Senior representatives from scores of countries and international organizations have gathered in a fresh effort to drum up aid for Syria amid growing donor fatigue as the conflict enters its ninth year.
UN agencies, non-governmental organizations, and think tanks are warning that the conflict, which has killed more than 400,000 people and sparked a refugee exodus that destabilized Syria’s neighbors and also hit Europe, is far from over.
Around 80 percent of people inside the country live in extreme poverty, and refugees are reluctant to return, fearing violence, conscription or prison. Almost six million people have fled Syria, many living in precarious conditions in Jordan, Lebanon and Turkey.

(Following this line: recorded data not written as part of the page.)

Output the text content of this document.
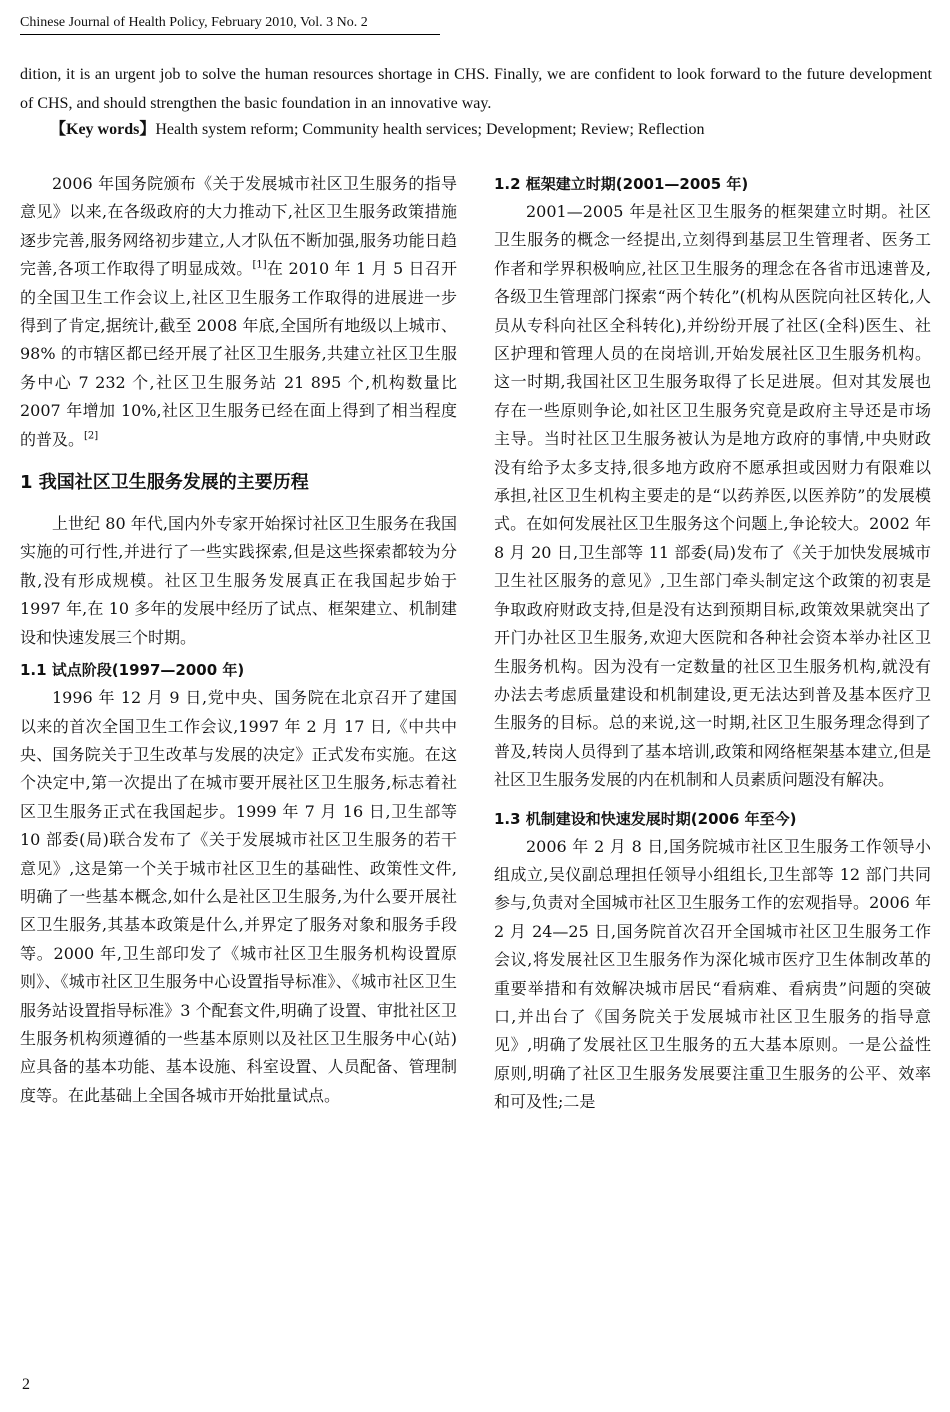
Chinese Journal of Health Policy, February 2010, Vol. 3 No. 2
dition, it is an urgent job to solve the human resources shortage in CHS. Finally, we are confident to look forward to the future development of CHS, and should strengthen the basic foundation in an innovative way.
【Key words】Health system reform; Community health services; Development; Review; Reflection

2006 年国务院颁布《关于发展城市社区卫生服务的指导意见》以来,在各级政府的大力推动下,社区卫生服务政策措施逐步完善,服务网络初步建立,人才队伍不断加强,服务功能日趋完善,各项工作取得了明显成效。[1]在 2010 年 1 月 5 日召开的全国卫生工作会议上,社区卫生服务工作取得的进展进一步得到了肯定,据统计,截至 2008 年底,全国所有地级以上城市、98% 的市辖区都已经开展了社区卫生服务,共建立社区卫生服务中心 7 232 个,社区卫生服务站 21 895 个,机构数量比 2007 年增加 10%,社区卫生服务已经在面上得到了相当程度的普及。[2]

1 我国社区卫生服务发展的主要历程

上世纪 80 年代,国内外专家开始探讨社区卫生服务在我国实施的可行性,并进行了一些实践探索,但是这些探索都较为分散,没有形成规模。社区卫生服务发展真正在我国起步始于 1997 年,在 10 多年的发展中经历了试点、框架建立、机制建设和快速发展三个时期。

1.1 试点阶段(1997—2000 年)

1996 年 12 月 9 日,党中央、国务院在北京召开了建国以来的首次全国卫生工作会议,1997 年 2 月 17 日,《中共中央、国务院关于卫生改革与发展的决定》正式发布实施。在这个决定中,第一次提出了在城市要开展社区卫生服务,标志着社区卫生服务正式在我国起步。1999 年 7 月 16 日,卫生部等 10 部委(局)联合发布了《关于发展城市社区卫生服务的若干意见》,这是第一个关于城市社区卫生的基础性、政策性文件,明确了一些基本概念,如什么是社区卫生服务,为什么要开展社区卫生服务,其基本政策是什么,并界定了服务对象和服务手段等。2000 年,卫生部印发了《城市社区卫生服务机构设置原则》、《城市社区卫生服务中心设置指导标准》、《城市社区卫生服务站设置指导标准》3 个配套文件,明确了设置、审批社区卫生服务机构须遵循的一些基本原则以及社区卫生服务中心(站)应具备的基本功能、基本设施、科室设置、人员配备、管理制度等。在此基础上全国各城市开始批量试点。

1.2 框架建立时期(2001—2005 年)

2001—2005 年是社区卫生服务的框架建立时期。社区卫生服务的概念一经提出,立刻得到基层卫生管理者、医务工作者和学界积极响应,社区卫生服务的理念在各省市迅速普及,各级卫生管理部门探索“两个转化”(机构从医院向社区转化,人员从专科向社区全科转化),并纷纷开展了社区(全科)医生、社区护理和管理人员的在岗培训,开始发展社区卫生服务机构。这一时期,我国社区卫生服务取得了长足进展。但对其发展也存在一些原则争论,如社区卫生服务究竟是政府主导还是市场主导。当时社区卫生服务被认为是地方政府的事情,中央财政没有给予太多支持,很多地方政府不愿承担或因财力有限难以承担,社区卫生机构主要走的是“以药养医,以医养防”的发展模式。在如何发展社区卫生服务这个问题上,争论较大。2002 年 8 月 20 日,卫生部等 11 部委(局)发布了《关于加快发展城市卫生社区服务的意见》,卫生部门牵头制定这个政策的初衷是争取政府财政支持,但是没有达到预期目标,政策效果就突出了开门办社区卫生服务,欢迎大医院和各种社会资本举办社区卫生服务机构。因为没有一定数量的社区卫生服务机构,就没有办法去考虑质量建设和机制建设,更无法达到普及基本医疗卫生服务的目标。总的来说,这一时期,社区卫生服务理念得到了普及,转岗人员得到了基本培训,政策和网络框架基本建立,但是社区卫生服务发展的内在机制和人员素质问题没有解决。

1.3 机制建设和快速发展时期(2006 年至今)

2006 年 2 月 8 日,国务院城市社区卫生服务工作领导小组成立,吴仪副总理担任领导小组组长,卫生部等 12 部门共同参与,负责对全国城市社区卫生服务工作的宏观指导。2006 年 2 月 24—25 日,国务院首次召开全国城市社区卫生服务工作会议,将发展社区卫生服务作为深化城市医疗卫生体制改革的重要举措和有效解决城市居民“看病难、看病贵”问题的突破口,并出台了《国务院关于发展城市社区卫生服务的指导意见》,明确了发展社区卫生服务的五大基本原则。一是公益性原则,明确了社区卫生服务发展要注重卫生服务的公平、效率和可及性;二是

2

“Syria remains one of the great crises of our time,” UN humanitarian chief Mark Lowcock says as the pledging conference opened in Brussels. He expressed deep concern about the threat of open conflict in Syria’s northern Idlib province, where more than 90 people were killed last month, nearly half of them children.
“A large-scale military assault on Idlib would create the worst humanitarian catastrophe the world has seen in the 21st Century,” Lowcock says.
The UN says $3.3 billion is needed to help meet Syria’s own aid needs this year, plus a further $5.5 billion to support neighboring countries where most Syrians are seeking refuge. About 11.7 million Syrians still depend on aid and more than 6 million of them have been forced from their homes but remain in the country.